Tuesday, July 6, 2010

Would you believe, I call my baby Ivory?


Al Reed is one of those New Orleans artists I doubt was much known outside the 504 area code. He recorded a handful of sides with Dave Bartholomew for Imperial, then another handful for Instant. There may have been some other releases as well, truth is I can't find a discography and I only own one other of his 45's.

He also wrote some nice songs including "Kiss Tomorrow Goodbye" [which Danny White recorded], played and sang on some other folks records, and in the late 60's formed his own label, Axe.

I think the joke here is that Reed actually meant to call the label "Ask' and was misheard by the person designing the label. Don't worry if you don't get it, it's only mildly amusing.

Anyway, I only know of two Reed singles on Axe, this being the much easier of the two to find, but still not a record that usually sells for cheap. Certainly not $2, not even in this shape.

That said, the 45 doesn't sound half bad now that I've scrubbed it clean. Lots and lots of pork fat and sawdust in those grooves. Too bad some cat sharpened it's claws on it as well.

Yep, not bad at all. I'm actually impressed with the sound given how rough it looks.

Hope ya'll enjoy. Wardell Quezerque did the arrangement. The year is 1968.

I thought we had a love so doggone strong....


Nice to be back home....

Waiting for me was a package of goodies from my friend C. Just some things he thought I'd be interested in. And he was totally right.
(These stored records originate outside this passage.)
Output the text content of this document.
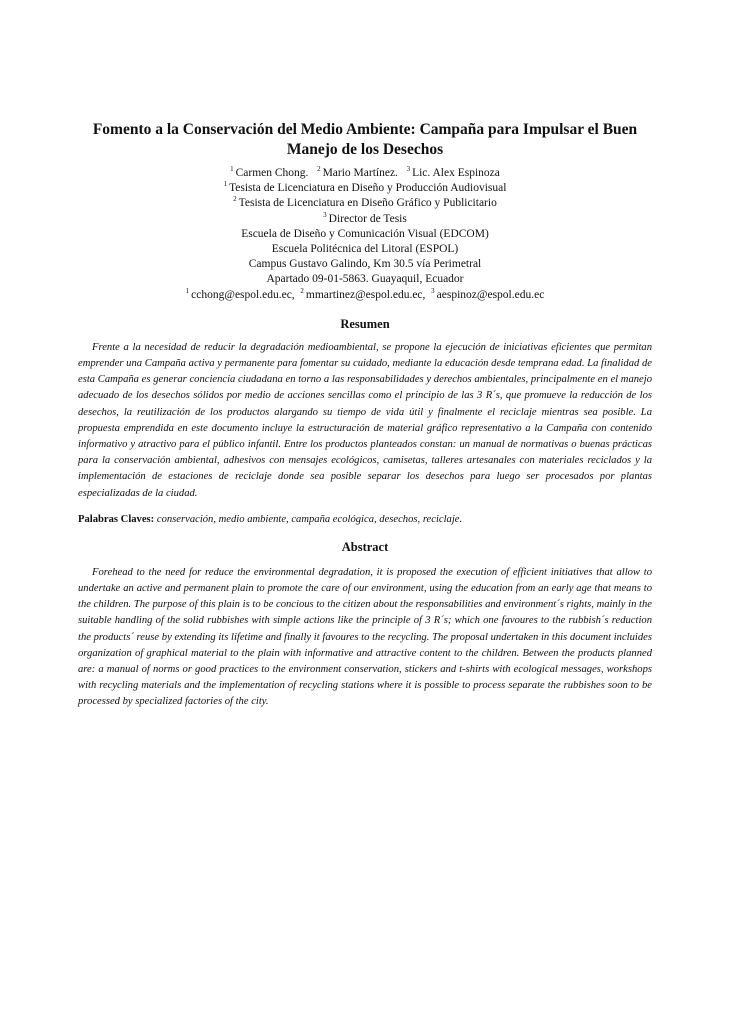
Fomento a la Conservación del Medio Ambiente: Campaña para Impulsar el Buen Manejo de los Desechos
$^1$ Carmen Chong. $^2$ Mario Martínez. $^3$ Lic. Alex Espinoza
$^1$ Tesista de Licenciatura en Diseño y Producción Audiovisual
$^2$ Tesista de Licenciatura en Diseño Gráfico y Publicitario
$^3$ Director de Tesis
Escuela de Diseño y Comunicación Visual (EDCOM)
Escuela Politécnica del Litoral (ESPOL)
Campus Gustavo Galindo, Km 30.5 vía Perimetral
Apartado 09-01-5863. Guayaquil, Ecuador
$^1$ cchong@espol.edu.ec, $^2$ mmartinez@espol.edu.ec, $^3$ aespinoz@espol.edu.ec
Resumen

Frente a la necesidad de reducir la degradación medioambiental, se propone la ejecución de iniciativas eficientes que permitan emprender una Campaña activa y permanente para fomentar su cuidado, mediante la educación desde temprana edad. La finalidad de esta Campaña es generar conciencia ciudadana en torno a las responsabilidades y derechos ambientales, principalmente en el manejo adecuado de los desechos sólidos por medio de acciones sencillas como el principio de las 3 R´s, que promueve la reducción de los desechos, la reutilización de los productos alargando su tiempo de vida útil y finalmente el reciclaje mientras sea posible. La propuesta emprendida en este documento incluye la estructuración de material gráfico representativo a la Campaña con contenido informativo y atractivo para el público infantil. Entre los productos planteados constan: un manual de normativas o buenas prácticas para la conservación ambiental, adhesivos con mensajes ecológicos, camisetas, talleres artesanales con materiales reciclados y la implementación de estaciones de reciclaje donde sea posible separar los desechos para luego ser procesados por plantas especializadas de la ciudad.

Palabras Claves: conservación, medio ambiente, campaña ecológica, desechos, reciclaje.

Abstract

Forehead to the need for reduce the environmental degradation, it is proposed the execution of efficient initiatives that allow to undertake an active and permanent plain to promote the care of our environment, using the education from an early age that means to the children. The purpose of this plain is to be concious to the citizen about the responsabilities and environment´s rights, mainly in the suitable handling of the solid rubbishes with simple actions like the principle of 3 R´s; which one favoures to the rubbish´s reduction the products´ reuse by extending its lifetime and finally it favoures to the recycling. The proposal undertaken in this document incluides organization of graphical material to the plain with informative and attractive content to the children. Between the products planned are: a manual of norms or good practices to the environment conservation, stickers and t-shirts with ecological messages, workshops with recycling materials and the implementation of recycling stations where it is possible to process separate the rubbishes soon to be processed by specialized factories of the city.
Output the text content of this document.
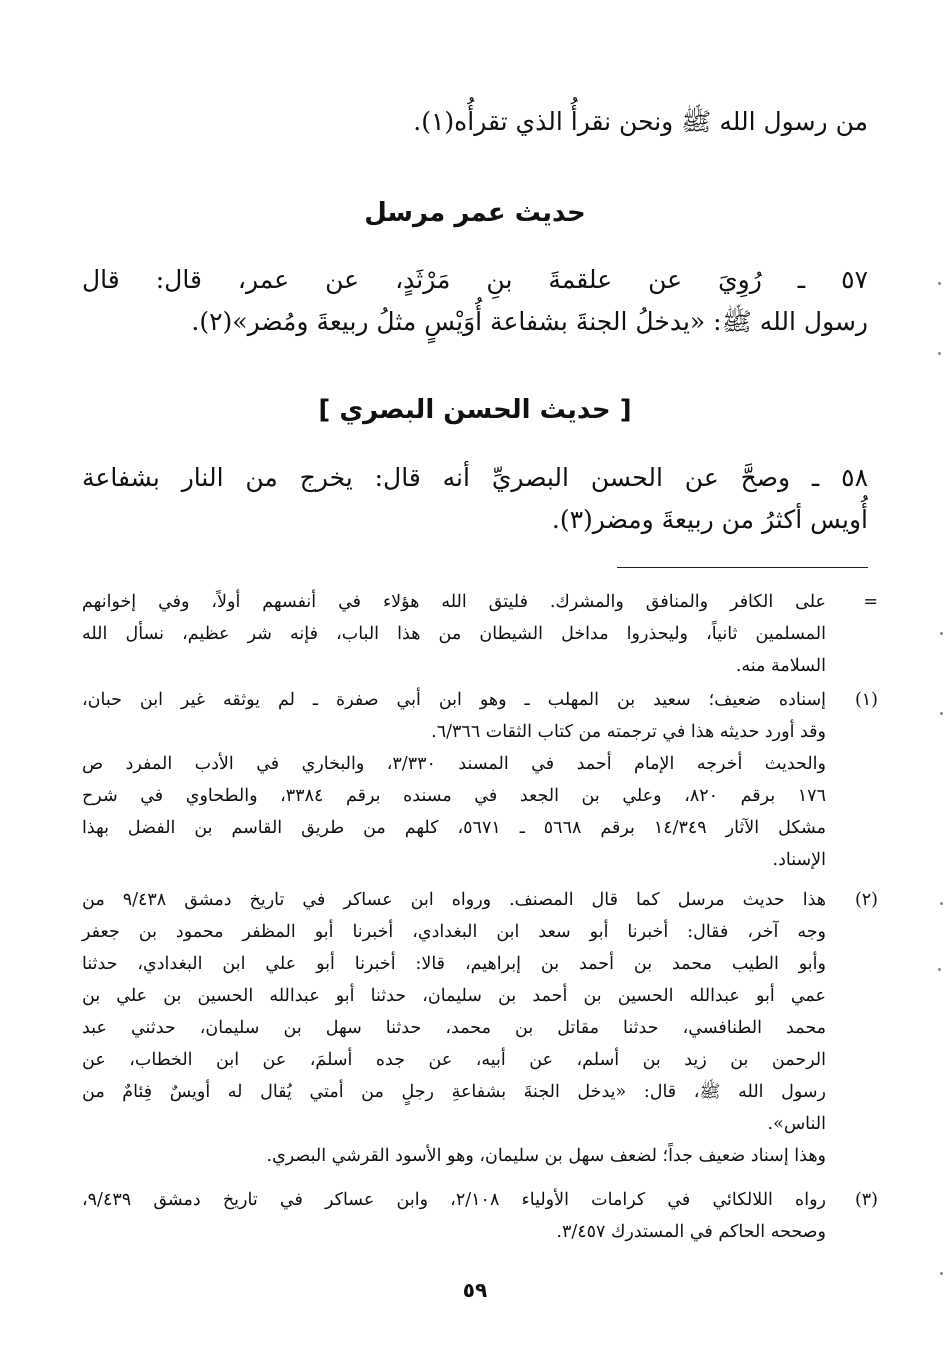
من رسول الله ﷺ ونحن نقرأُ الذي تقرأُه(١).
حديث عمر مرسل
٥٧ ـ رُوِيَ عن علقمةَ بنِ مَرْثَدٍ، عن عمر، قال: قال
رسول الله ﷺ: «يدخلُ الجنةَ بشفاعة أُوَيْسٍ مثلُ ربيعةَ ومُضر»(٢).
[ حديث الحسن البصري ]
٥٨ ـ وصحَّ عن الحسن البصريِّ أنه قال: يخرج من النار بشفاعة
أُويس أكثرُ من ربيعةَ ومضر(٣).
=
على الكافر والمنافق والمشرك. فليتق الله هؤلاء في أنفسهم أولاً، وفي إخوانهم
المسلمين ثانياً، وليحذروا مداخل الشيطان من هذا الباب، فإنه شر عظيم، نسأل الله
السلامة منه.
(١)
إسناده ضعيف؛ سعيد بن المهلب ـ وهو ابن أبي صفرة ـ لم يوثقه غير ابن حبان،
وقد أورد حديثه هذا في ترجمته من كتاب الثقات ٦/٣٦٦.
والحديث أخرجه الإمام أحمد في المسند ٣/٣٣٠، والبخاري في الأدب المفرد ص
١٧٦ برقم ٨٢٠، وعلي بن الجعد في مسنده برقم ٣٣٨٤، والطحاوي في شرح
مشكل الآثار ١٤/٣٤٩ برقم ٥٦٦٨ ـ ٥٦٧١، كلهم من طريق القاسم بن الفضل بهذا
الإسناد.
(٢)
هذا حديث مرسل كما قال المصنف. ورواه ابن عساكر في تاريخ دمشق ٩/٤٣٨ من
وجه آخر، فقال: أخبرنا أبو سعد ابن البغدادي، أخبرنا أبو المظفر محمود بن جعفر
وأبو الطيب محمد بن أحمد بن إبراهيم، قالا: أخبرنا أبو علي ابن البغدادي، حدثنا
عمي أبو عبدالله الحسين بن أحمد بن سليمان، حدثنا أبو عبدالله الحسين بن علي بن
محمد الطنافسي، حدثنا مقاتل بن محمد، حدثنا سهل بن سليمان، حدثني عبد
الرحمن بن زيد بن أسلم، عن أبيه، عن جده أسلمَ، عن ابن الخطاب، عن
رسول الله ﷺ، قال: «يدخل الجنةَ بشفاعةِ رجلٍ من أمتي يُقال له أويسٌ فِئامٌ من
الناس».
وهذا إسناد ضعيف جداً؛ لضعف سهل بن سليمان، وهو الأسود القرشي البصري.
(٣)
رواه اللالكائي في كرامات الأولياء ٢/١٠٨، وابن عساكر في تاريخ دمشق ٩/٤٣٩،
وصححه الحاكم في المستدرك ٣/٤٥٧.
٥٩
A fairly beat up, but incredibly cheap [$2!!!] copy of Al Reed's "99 44/100 Pure Love", a copy of Ray Barretto's "El Watusi" [a song I've been nuts about since I was a kid], and the 45 I'm posting today [apparently scored off ebay, I ran across the listing while looking for info].

In my previous post on Lee Bates, I forgot, and thus didn't mention, that several years ago Red Kelly and the folks at Soul Detective did a lot of research on Lee Bates. You can find it here. They also posted a number of cuts by Bates, including "Mean Mistreater" [the flip of "I Do Things Naturally"] and "Wishing, Waiting, and Hoping" [which saves me the trouble of posting them myself].
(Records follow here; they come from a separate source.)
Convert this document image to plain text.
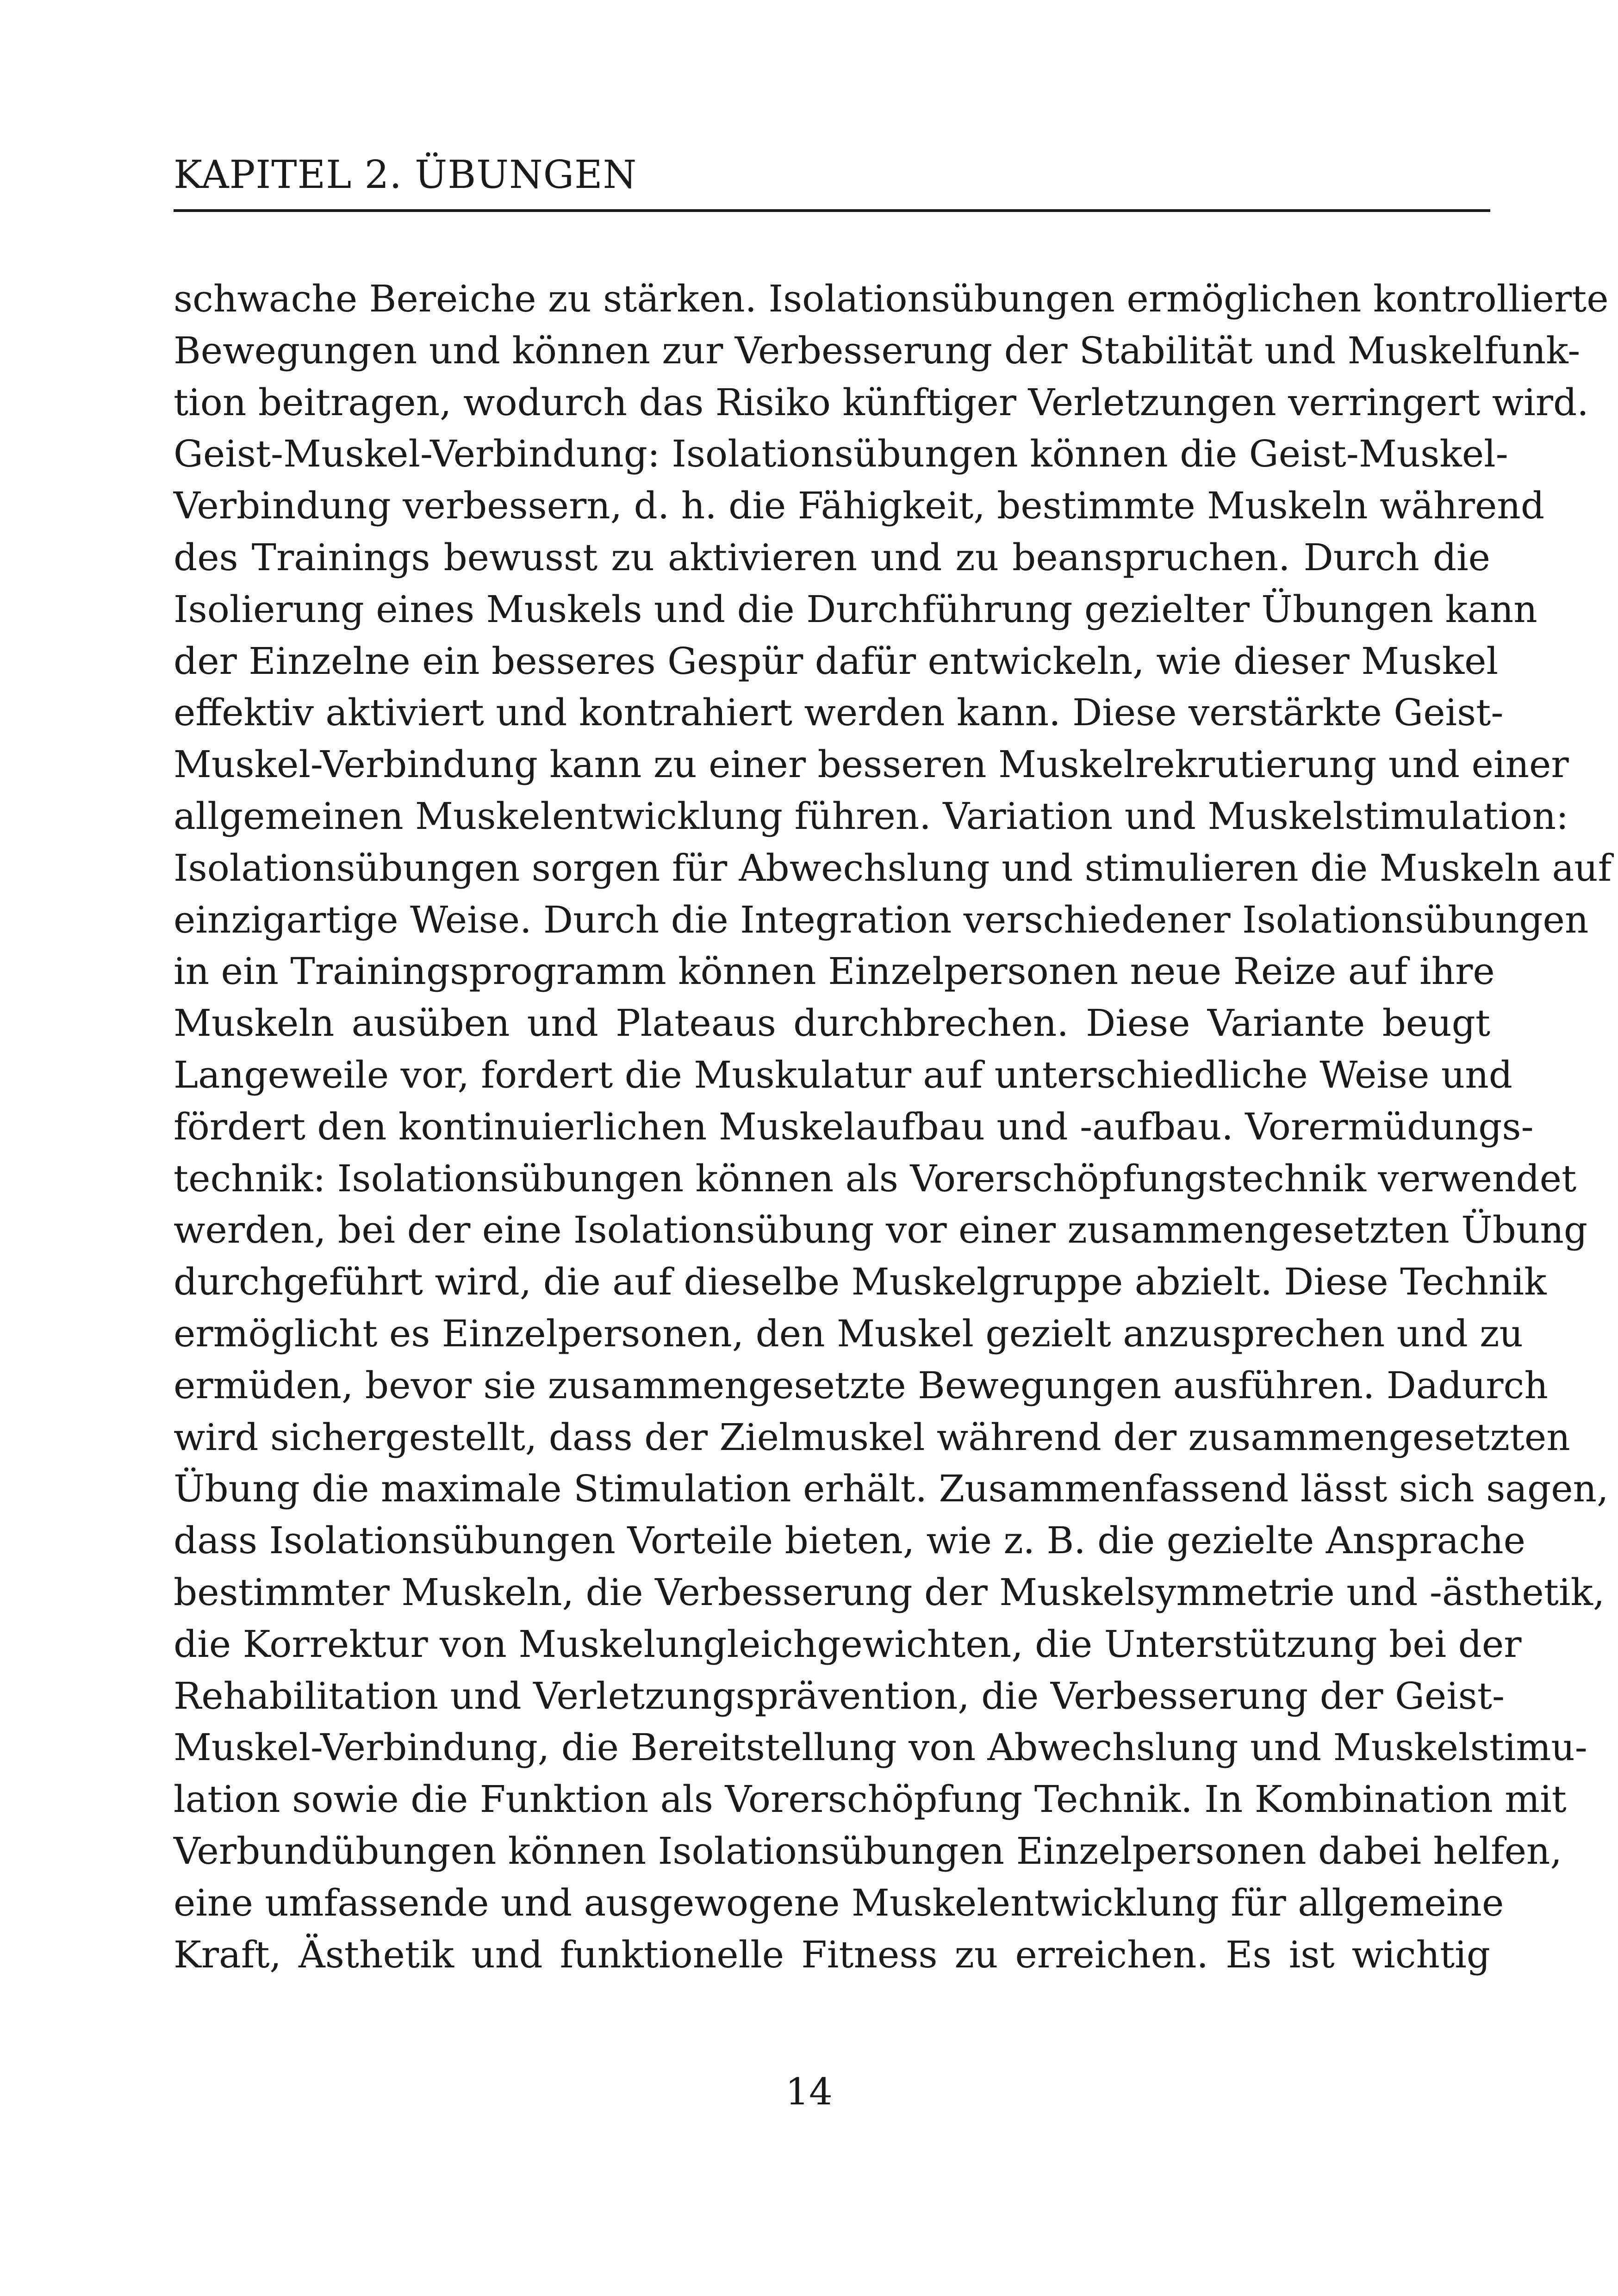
KAPITEL 2. ÜBUNGEN
schwache Bereiche zu stärken. Isolationsübungen ermöglichen kontrollierte
Bewegungen und können zur Verbesserung der Stabilität und Muskelfunk-
tion beitragen, wodurch das Risiko künftiger Verletzungen verringert wird.
Geist-Muskel-Verbindung: Isolationsübungen können die Geist-Muskel-
Verbindung verbessern, d. h. die Fähigkeit, bestimmte Muskeln während
des Trainings bewusst zu aktivieren und zu beanspruchen. Durch die
Isolierung eines Muskels und die Durchführung gezielter Übungen kann
der Einzelne ein besseres Gespür dafür entwickeln, wie dieser Muskel
effektiv aktiviert und kontrahiert werden kann. Diese verstärkte Geist-
Muskel-Verbindung kann zu einer besseren Muskelrekrutierung und einer
allgemeinen Muskelentwicklung führen. Variation und Muskelstimulation:
Isolationsübungen sorgen für Abwechslung und stimulieren die Muskeln auf
einzigartige Weise. Durch die Integration verschiedener Isolationsübungen
in ein Trainingsprogramm können Einzelpersonen neue Reize auf ihre
Muskeln ausüben und Plateaus durchbrechen. Diese Variante beugt
Langeweile vor, fordert die Muskulatur auf unterschiedliche Weise und
fördert den kontinuierlichen Muskelaufbau und -aufbau. Vorermüdungs-
technik: Isolationsübungen können als Vorerschöpfungstechnik verwendet
werden, bei der eine Isolationsübung vor einer zusammengesetzten Übung
durchgeführt wird, die auf dieselbe Muskelgruppe abzielt. Diese Technik
ermöglicht es Einzelpersonen, den Muskel gezielt anzusprechen und zu
ermüden, bevor sie zusammengesetzte Bewegungen ausführen. Dadurch
wird sichergestellt, dass der Zielmuskel während der zusammengesetzten
Übung die maximale Stimulation erhält. Zusammenfassend lässt sich sagen,
dass Isolationsübungen Vorteile bieten, wie z. B. die gezielte Ansprache
bestimmter Muskeln, die Verbesserung der Muskelsymmetrie und -ästhetik,
die Korrektur von Muskelungleichgewichten, die Unterstützung bei der
Rehabilitation und Verletzungsprävention, die Verbesserung der Geist-
Muskel-Verbindung, die Bereitstellung von Abwechslung und Muskelstimu-
lation sowie die Funktion als Vorerschöpfung Technik. In Kombination mit
Verbundübungen können Isolationsübungen Einzelpersonen dabei helfen,
eine umfassende und ausgewogene Muskelentwicklung für allgemeine
Kraft, Ästhetik und funktionelle Fitness zu erreichen. Es ist wichtig
14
This 45 is one they didn't post, probably because it doesn't turn up that often. In fact, I doubt many folks have ever heard it. As far as I know, the cut has never been comped and I can find no evidence that it's ever been posted on the soul blogs. I only know the song because C. has owned a copy of the 45 for some time.
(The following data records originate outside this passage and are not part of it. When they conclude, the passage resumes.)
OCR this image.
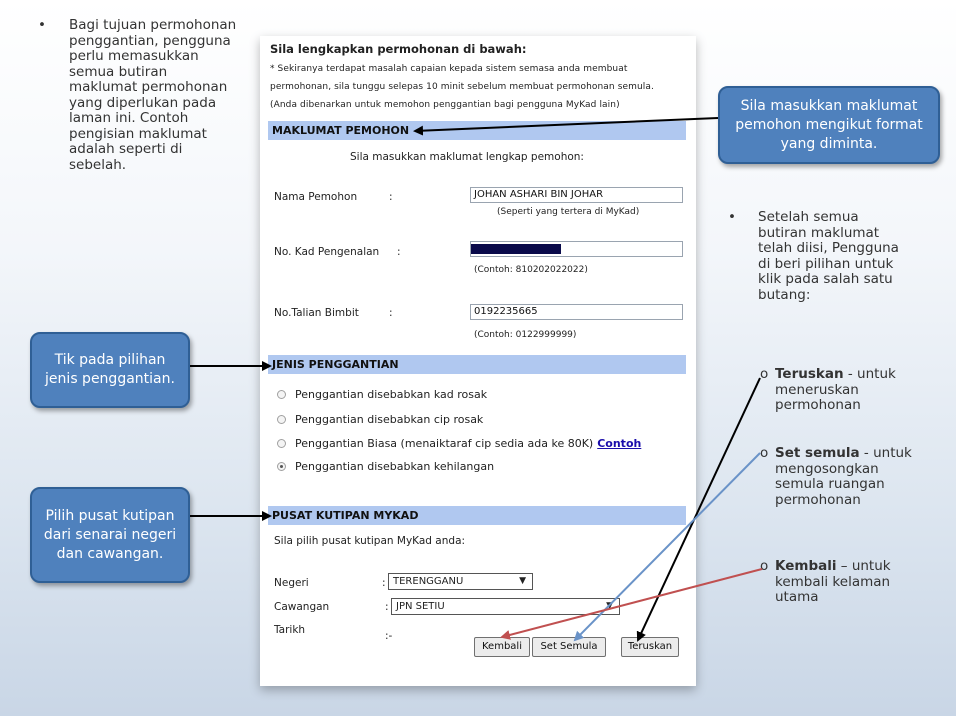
• Bagi tujuan permohonan penggantian, pengguna perlu memasukkan semua butiran maklumat permohonan yang diperlukan pada laman ini. Contoh pengisian maklumat adalah seperti di sebelah.
Sila masukkan maklumat pemohon mengikut format yang diminta.
Tik pada pilihan jenis penggantian.
Pilih pusat kutipan dari senarai negeri dan cawangan.
• Setelah semua butiran maklumat telah diisi, Pengguna di beri pilihan untuk klik pada salah satu butang:
o Teruskan - untuk meneruskan permohonan
o Set semula - untuk mengosongkan semula ruangan permohonan
o Kembali – untuk kembali kelaman utama
Sila lengkapkan permohonan di bawah:
* Sekiranya terdapat masalah capaian kepada sistem semasa anda membuat
permohonan, sila tunggu selepas 10 minit sebelum membuat permohonan semula.
(Anda dibenarkan untuk memohon penggantian bagi pengguna MyKad lain)
MAKLUMAT PEMOHON
Sila masukkan maklumat lengkap pemohon:
Nama Pemohon	:	JOHAN ASHARI BIN JOHAR
(Seperti yang tertera di MyKad)
No. Kad Pengenalan :
(Contoh: 810202022022)
No.Talian Bimbit	:	0192235665
(Contoh: 0122999999)
JENIS PENGGANTIAN
Penggantian disebabkan kad rosak
Penggantian disebabkan cip rosak
Penggantian Biasa (menaiktaraf cip sedia ada ke 80K) Contoh
Penggantian disebabkan kehilangan
PUSAT KUTIPAN MYKAD
Sila pilih pusat kutipan MyKad anda:
Negeri	: TERENGGANU	▼
Cawangan	: JPN SETIU	▼
Tarikh	:-
Kembali	Set Semula	Teruskan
And now, so do I....woo hoo! Thanks C, you made my day! Keep an eye on your own mail.

Anyone know anything about Flemings Broglin Jr.? He's listed as song writer and producer.

Before I forget, the title of the song is "Girl, Listen To Me", it's from 1972.

Hope ya'll enjoy.

Friday, July 2, 2010

1, 2, 3, 4........


Ok, the "I'm on my honeymoon" excuse is starting to wear thin. Time to get back to work. Yes indeed, except for the fact that it's a holiday weekend and I'm 2000 miles away from home safely ensconced in a very nice hotel in a truly lovely city [more or less on someone else's dime], I'd be sure to follow right-up on that impulse. You bet I would.

I had a chance to poke around some of the local record shops earlier today and the situation was much as I was warned......basically the same 45's I see every week in the shops back home, with very few added treats, all going for 2 to 3 times the cash. At least I know where to go if I need to sell my collection.

Anyway, I did buy one 45....and it cost an arm and a leg....but I felt I probably wouldn't see another copy any time soon, or possibly ever again. Luckily, one of the turntables at the store had a USB connection so I ripped it straight into the laptop. Sounds pretty good too.

I've borrowed a label scan from popsike because it was just too complicated to use the shops scanner. Hope ya'll don't mind me fudging things just this once.

Anyway, this is pure gold. A crazed lo-fi head-nodder which wades right into that very special place where everything starts to fall apart, but never quite does. Part 2, in particular, just barely skirts sonic collapse. Ya know, usually I don't have a problem deciphering lyrics, but I haven't a clue what they're singing about on this one. Something about suicide?

Basically, I know nothing about the group or the record. Any info would be appreciated, especially if it sheds some light on the drugs these folks were taking.

Ya'll get loose...enjoy the weekend.